II. Analyse der aufstrebenden kapitalistischen Mächte in Europa
Die aufstrebenden Mächte, die aufgehenden Sonnen, wie man es nennen mag. In Europa, vor allem in Osteuropa gibt es seit zehn bis 20 Jahren Staaten, die diese Narrative anstreben. Polen, Serbien, die Türkei, die Ukraine, um nur einige zu nennen. All jene Staaten haben zumindest zwei
Gemeinsamkeiten: Kapitalistische Wirtschaftsweise und nationalistische Narrative. Sie alle hegen
Gebietsansprüche gegen ihre Nachbarn, und sie alle hängen an den Stiefeln von zumindest einer
imperialistischen Hegemonialmacht. Die USA im Fall von Polen und der Ukraine,
Russland im Falle der Türkei, und Russland und China im Fall von Serbien. Dies sind nur ein paar
Beispiele. Egal welchen Staat in Europa mit aktiven Gebietsansprüchen man sich nimmt, jeder
versucht der Schützling zumindest einer der Hegemonialmächte zu werden. Eben jene Staaten, vor allem die angeführten rüsteten und rüsten mit Hilfe ihrer Schutzmächte ihre Armeen auf. Von jenen Staaten geht oft die Initialzündung eines Konfliktes aus.

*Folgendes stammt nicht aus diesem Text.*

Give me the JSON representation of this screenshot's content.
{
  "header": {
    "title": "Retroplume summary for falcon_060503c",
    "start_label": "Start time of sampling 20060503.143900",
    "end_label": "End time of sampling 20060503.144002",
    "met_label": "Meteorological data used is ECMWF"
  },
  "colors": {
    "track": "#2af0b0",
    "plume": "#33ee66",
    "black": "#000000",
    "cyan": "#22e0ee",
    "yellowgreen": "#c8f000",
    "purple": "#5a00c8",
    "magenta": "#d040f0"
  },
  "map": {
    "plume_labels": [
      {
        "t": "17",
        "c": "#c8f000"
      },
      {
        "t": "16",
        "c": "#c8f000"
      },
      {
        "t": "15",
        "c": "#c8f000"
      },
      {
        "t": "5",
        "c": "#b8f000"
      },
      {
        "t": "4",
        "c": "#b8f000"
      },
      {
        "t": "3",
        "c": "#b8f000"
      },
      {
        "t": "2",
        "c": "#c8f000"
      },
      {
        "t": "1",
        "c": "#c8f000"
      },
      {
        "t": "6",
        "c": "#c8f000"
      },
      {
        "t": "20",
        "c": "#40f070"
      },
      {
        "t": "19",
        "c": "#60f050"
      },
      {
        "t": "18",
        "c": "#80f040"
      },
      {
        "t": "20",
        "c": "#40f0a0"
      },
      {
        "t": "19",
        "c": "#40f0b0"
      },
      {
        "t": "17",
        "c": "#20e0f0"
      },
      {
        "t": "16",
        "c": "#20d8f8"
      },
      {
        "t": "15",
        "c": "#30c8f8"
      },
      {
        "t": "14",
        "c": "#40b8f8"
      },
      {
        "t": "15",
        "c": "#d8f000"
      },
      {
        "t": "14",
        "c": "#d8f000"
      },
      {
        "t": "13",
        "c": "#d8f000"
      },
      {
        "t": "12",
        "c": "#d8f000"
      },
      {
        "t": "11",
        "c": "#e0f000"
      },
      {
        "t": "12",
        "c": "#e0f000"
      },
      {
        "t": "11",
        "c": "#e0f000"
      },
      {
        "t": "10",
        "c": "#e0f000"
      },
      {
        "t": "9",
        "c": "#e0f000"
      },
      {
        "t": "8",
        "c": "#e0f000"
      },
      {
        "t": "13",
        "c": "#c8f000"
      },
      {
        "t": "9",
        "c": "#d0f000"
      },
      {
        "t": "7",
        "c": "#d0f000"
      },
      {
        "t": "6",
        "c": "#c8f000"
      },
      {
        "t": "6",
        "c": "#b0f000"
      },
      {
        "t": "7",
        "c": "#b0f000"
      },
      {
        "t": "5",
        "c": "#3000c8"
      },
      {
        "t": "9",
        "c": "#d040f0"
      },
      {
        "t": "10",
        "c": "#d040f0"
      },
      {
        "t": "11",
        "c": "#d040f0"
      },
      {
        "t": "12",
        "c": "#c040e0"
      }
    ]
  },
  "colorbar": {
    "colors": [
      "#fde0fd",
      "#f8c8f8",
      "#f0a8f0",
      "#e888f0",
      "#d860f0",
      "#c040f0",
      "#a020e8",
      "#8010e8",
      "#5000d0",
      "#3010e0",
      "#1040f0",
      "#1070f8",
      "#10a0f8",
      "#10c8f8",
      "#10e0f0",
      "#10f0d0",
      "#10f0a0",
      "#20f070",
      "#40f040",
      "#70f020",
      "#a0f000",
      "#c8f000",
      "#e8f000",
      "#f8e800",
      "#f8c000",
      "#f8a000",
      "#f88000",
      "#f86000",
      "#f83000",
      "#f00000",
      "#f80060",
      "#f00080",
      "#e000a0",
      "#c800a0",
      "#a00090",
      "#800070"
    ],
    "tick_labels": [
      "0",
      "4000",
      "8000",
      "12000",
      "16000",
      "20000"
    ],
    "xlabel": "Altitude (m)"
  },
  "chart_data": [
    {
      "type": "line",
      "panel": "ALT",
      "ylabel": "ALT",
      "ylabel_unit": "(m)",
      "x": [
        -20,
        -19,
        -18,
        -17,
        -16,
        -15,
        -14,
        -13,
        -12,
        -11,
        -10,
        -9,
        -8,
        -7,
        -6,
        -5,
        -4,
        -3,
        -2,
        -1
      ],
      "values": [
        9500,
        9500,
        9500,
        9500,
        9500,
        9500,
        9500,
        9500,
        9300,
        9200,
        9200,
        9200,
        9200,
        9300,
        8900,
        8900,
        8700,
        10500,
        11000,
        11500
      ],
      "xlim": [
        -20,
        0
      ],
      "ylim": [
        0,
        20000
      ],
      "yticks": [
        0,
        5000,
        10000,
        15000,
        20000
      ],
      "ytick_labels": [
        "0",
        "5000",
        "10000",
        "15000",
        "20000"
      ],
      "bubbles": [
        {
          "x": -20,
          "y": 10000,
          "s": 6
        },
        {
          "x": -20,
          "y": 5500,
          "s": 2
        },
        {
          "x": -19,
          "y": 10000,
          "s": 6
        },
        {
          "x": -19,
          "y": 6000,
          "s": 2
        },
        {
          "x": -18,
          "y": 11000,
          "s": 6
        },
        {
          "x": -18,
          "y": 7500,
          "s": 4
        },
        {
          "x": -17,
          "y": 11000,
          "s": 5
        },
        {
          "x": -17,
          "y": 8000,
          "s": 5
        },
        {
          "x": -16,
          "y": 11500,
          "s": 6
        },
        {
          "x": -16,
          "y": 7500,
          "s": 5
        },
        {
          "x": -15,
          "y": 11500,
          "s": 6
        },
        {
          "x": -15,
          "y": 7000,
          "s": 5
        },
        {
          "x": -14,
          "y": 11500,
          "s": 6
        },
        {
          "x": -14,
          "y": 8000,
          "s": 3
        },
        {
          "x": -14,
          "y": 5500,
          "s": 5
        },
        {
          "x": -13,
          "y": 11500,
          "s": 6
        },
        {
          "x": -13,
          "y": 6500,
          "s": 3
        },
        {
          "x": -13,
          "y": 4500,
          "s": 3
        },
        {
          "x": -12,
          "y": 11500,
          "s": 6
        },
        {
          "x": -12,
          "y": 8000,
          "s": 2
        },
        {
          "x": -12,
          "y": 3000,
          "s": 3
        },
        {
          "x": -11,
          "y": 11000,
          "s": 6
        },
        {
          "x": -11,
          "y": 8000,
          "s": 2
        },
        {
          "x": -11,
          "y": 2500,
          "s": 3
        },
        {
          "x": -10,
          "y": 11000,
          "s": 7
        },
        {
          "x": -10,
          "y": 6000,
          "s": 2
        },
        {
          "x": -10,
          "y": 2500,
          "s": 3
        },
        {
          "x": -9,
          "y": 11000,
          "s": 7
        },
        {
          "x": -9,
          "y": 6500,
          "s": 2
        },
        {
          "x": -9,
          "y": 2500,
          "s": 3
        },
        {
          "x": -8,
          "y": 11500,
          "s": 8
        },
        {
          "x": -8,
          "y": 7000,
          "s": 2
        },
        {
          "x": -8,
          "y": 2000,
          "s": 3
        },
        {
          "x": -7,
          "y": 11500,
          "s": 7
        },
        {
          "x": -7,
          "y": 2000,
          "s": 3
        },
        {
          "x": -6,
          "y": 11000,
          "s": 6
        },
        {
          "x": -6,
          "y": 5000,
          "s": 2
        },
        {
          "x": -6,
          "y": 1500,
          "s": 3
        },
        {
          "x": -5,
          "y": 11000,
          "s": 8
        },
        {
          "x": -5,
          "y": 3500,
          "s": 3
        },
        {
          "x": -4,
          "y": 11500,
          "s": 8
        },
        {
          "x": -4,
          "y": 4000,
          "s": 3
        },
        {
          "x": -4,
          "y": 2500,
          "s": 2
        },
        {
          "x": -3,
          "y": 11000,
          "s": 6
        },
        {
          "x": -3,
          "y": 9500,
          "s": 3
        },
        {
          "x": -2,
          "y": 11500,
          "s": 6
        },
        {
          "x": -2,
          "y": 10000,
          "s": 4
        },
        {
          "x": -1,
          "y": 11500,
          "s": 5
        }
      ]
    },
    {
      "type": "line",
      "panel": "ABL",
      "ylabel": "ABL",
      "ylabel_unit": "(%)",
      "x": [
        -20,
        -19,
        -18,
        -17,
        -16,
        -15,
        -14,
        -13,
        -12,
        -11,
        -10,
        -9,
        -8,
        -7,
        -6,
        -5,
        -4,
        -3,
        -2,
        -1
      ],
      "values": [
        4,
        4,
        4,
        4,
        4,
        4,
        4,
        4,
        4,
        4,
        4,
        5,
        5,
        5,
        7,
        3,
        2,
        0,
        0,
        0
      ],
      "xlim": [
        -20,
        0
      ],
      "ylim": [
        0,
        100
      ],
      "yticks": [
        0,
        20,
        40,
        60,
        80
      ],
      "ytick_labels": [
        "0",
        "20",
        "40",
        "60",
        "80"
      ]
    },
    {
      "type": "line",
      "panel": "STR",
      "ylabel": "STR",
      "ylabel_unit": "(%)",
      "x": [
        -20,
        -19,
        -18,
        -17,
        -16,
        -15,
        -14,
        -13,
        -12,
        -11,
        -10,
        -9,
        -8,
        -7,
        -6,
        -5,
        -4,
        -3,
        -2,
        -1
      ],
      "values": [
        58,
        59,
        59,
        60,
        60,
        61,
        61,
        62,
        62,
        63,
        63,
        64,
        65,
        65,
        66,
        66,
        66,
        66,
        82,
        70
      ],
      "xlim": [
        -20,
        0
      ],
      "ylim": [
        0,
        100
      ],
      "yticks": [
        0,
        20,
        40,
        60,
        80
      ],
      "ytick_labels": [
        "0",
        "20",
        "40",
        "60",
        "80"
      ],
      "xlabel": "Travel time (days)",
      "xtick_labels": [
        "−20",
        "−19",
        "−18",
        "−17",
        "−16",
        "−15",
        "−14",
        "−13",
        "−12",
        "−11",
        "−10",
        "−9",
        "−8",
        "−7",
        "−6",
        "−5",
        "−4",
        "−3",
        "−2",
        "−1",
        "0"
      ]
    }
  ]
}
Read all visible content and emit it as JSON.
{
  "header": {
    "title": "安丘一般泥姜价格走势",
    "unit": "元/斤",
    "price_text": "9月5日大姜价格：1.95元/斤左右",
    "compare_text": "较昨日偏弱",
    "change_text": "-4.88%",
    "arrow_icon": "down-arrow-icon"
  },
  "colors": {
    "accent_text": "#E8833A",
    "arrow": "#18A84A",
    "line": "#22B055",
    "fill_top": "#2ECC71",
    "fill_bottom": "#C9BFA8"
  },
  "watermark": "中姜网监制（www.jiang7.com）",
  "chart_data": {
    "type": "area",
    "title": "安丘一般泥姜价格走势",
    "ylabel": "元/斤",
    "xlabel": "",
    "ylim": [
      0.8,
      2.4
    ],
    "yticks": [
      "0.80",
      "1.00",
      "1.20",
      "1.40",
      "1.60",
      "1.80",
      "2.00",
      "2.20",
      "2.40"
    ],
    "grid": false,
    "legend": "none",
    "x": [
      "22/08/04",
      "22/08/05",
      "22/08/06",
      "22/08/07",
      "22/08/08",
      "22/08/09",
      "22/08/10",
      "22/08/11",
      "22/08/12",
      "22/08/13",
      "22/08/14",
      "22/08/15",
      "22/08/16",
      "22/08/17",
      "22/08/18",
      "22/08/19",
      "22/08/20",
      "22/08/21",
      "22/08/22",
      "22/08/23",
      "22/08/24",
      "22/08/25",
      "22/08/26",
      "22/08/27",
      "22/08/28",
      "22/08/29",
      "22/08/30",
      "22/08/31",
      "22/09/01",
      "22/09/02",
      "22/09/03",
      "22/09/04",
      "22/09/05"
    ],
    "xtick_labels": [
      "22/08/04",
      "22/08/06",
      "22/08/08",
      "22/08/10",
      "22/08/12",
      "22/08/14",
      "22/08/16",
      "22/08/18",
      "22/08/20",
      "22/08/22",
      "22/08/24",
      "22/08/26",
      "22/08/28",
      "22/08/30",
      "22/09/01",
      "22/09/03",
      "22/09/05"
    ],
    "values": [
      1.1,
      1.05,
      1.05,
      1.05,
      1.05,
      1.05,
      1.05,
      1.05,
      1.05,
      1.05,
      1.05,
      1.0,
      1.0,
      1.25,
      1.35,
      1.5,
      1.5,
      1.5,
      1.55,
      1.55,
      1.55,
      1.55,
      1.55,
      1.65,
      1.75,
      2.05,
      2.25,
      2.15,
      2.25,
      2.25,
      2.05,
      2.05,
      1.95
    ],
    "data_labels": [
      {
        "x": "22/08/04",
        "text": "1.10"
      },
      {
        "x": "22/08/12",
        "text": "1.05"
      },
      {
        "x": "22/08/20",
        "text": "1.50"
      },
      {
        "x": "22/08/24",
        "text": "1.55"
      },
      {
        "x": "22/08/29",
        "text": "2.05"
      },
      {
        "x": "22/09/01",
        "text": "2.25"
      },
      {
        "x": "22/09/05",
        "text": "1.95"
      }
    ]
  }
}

III. Analyse der Reaktion von Rechts
In Europa, vor allem im deutschsprachigen Raum sind es vorwiegend die Rechten, welche Aufwind aus der momentanen Situation gewinnen können. Dem ist unbedingt Einhalt zu gebieten. Doch wie schaffen sie das? Während die linke Front zum wiederholten Male mehr mit sich selbst als mit der Situation beschäftigt ist, kann die rechte Front, fast gänzlich geschlossen, ihre Agitationen ans Volk bringen. Ein Teil der linken Bewegung fordert Friedensbewegungen, ein Teil fordert Waffenlieferungen, und ein Teil bildet auf Demos mit den Rechten eine Querfront.
IV. Schlussfolgerung
Die Forderung muss lauten: Bildet eine revolutionäre Bewegung, welche gewillt ist die Fackel des
Marxismus in den letzten Winkel der Erde zu tragen. Verknüpft euch mit Genossen in eurem
Umfeld. Hegt, falls sprachliche Möglichkeiten gegeben sind Kontakte mit Genossen im Ausland, vor allem im von Konflikten geplagten Ausland. Nur durch eine voll vernetzte, weltweit aktive Linke, kann unser Ziel erreicht werden. Lassen wir uns auf unserem Weg nicht beirren, und vor allem, lassen wir uns nicht von den Rechten und den Imperialisten instrumentalisieren.